Update: The Samsung Galaxy Note 5 is over a year old and we're still a long way from the Samsung Galaxy Note 8. Because of the Samsung Galaxy Note 7 recall, the Note 5 is now under our review microscope again. By default, it's newest S-Pen-equipped Android phone you can buy, and now the Note 5 price is a little more attractive. Here's how it does more then 15 months later.
The Samsung Galaxy Note 5 is a large phone that's either a game changer or deal breaker for longtime fans of the Android phablet, now that it has a premium look and feel.
Its 5.7-inch display, super-fast processor, improved camera and S Pen stylus are joined by a new, glass-and-metal design that reflects the solid construction of last year's Samsung Galaxy S6 and the newer Samsung Galaxy S7 and Galaxy S7 Edge.
That makes it a huge leap over last year's Galaxy Note 4, which backed the phone in cheap, textured plastic. Samsung's build quality is finally fit to compete with the aluminum iPhone 6S Plus, Huawei Mate 8 and Nexus 6P.
All of this comes at a cost, however. There's no microSD card slot for expandable storage or removable battery to swap out, like on the Note 4, LG G4 and the Samsung Galaxy S7, and the new sealed-shut glass design is slippery. This is far from the modular and upgradable Moto Z.
The microSD card slot feature returns inside the Galaxy Note 7, however. You may want the new version for that reason. Just don't expect it to support adoptable storage (to offload apps on the microSD card) without diving deep into the developer settings and tinkering around.
The Samsung Galaxy Note 5 is still among the best phones in the US, but it isn't for everyone who can't grip a two-handed phone, or its compromises in the name of style.
Price and release date
The Note 5 isn't for everyone simply because it's currently only available in the US and Canada in the Western world. It launched in the US on AT&T, Verizon, T-Mobile, Sprint and US Cellular on August 21, 2015, but is now only available through Verizon and Samsung.
It never came to the UK nor the rest of Europe. Samsung instead focused on the Galaxy S6 Edge+ in the UK. Anyone outside of North America who wanted a new phone with a stylus had to wait 24 months for the Note 7 launch, and that phone didn't exactly pan out either.

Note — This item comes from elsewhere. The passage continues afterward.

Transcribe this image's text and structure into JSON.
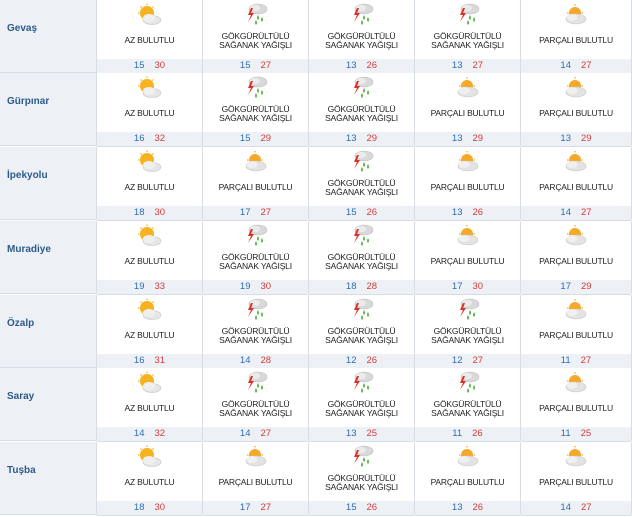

Samsung Galaxy Note 5 through Verizon costs $29 a month for 24 month or, at full retail price, $696. That's the only place you can find it outside of Samsung's more pricey official website. At Sprint, it also sold for $29 a month, while AT&T encouraged 30 payments of $24.67. The Note 5 is sold out at both AT&T and Sprint. The Note 5 UK price would have likely been £600 if it launched, the same as the Note 4 price.
The Samsung Galaxy Note 5 has the same basic shape as the Note 4, but the construction of the two phones couldn't be any more different.
Gone is the faux leather back that was made of plastic but felt more like cheap snakeskin. It's been replaced by a glass sheet that's infused into a metal frame, just like on the Galaxy S6.
At 153.2 x 76.1 x 7.6mm, the Note 5 dimensions are certainly bigger than Samsung's 5.1-inch flagship, but it's actually a hair smaller and noticeably thinner than the Note 4. It's lighter too, at 171g, shedding 5g, even with its metal-and-glass construction.
Its back glass also curves inward on the right and left sides. This smaller footprint and curved back made it easier to hold in my palm, despite its phablet size.
Glass does make gripping this 5.7-inch phone more of a challenge, breakable and a fingerprint magnet compared to its faux leather predecessor. There's less traction, but it's nowhere near as slippery as a super smooth aluminum iPhone 6S with rounded corners.
Cases will help with the grip and prevent my overarching palm from interfering with the touchscreen, due to its ultra-thin bezel. This happens more often as bezels wane, phone sizes increase and my hands get fat. But I don't suggest Samsung's default case offering. I know from my time with the Galaxy S6 – its slick plastic makes the phone even more slippery.
The Galaxy Note 5 colors include Sapphire Black, White Pearl and, as of November, Gold Platinum in select sizes in the US. The Silver Titanium option is offered outside of North America. Interestingly, it's one of three new colors for the Samsung Galaxy Note 7 in select countries, as is Black Onyx and Blue Coral. Better late than never.
The Galaxy Note 5 aluminum frame is silver in all cases, with a color-matching power button on the right and volume rocker on the left. These buttons are thin, but feel strong when pressed and, importantly, are situated in the upper portion of the frame, exactly where my fingers clutch the phone.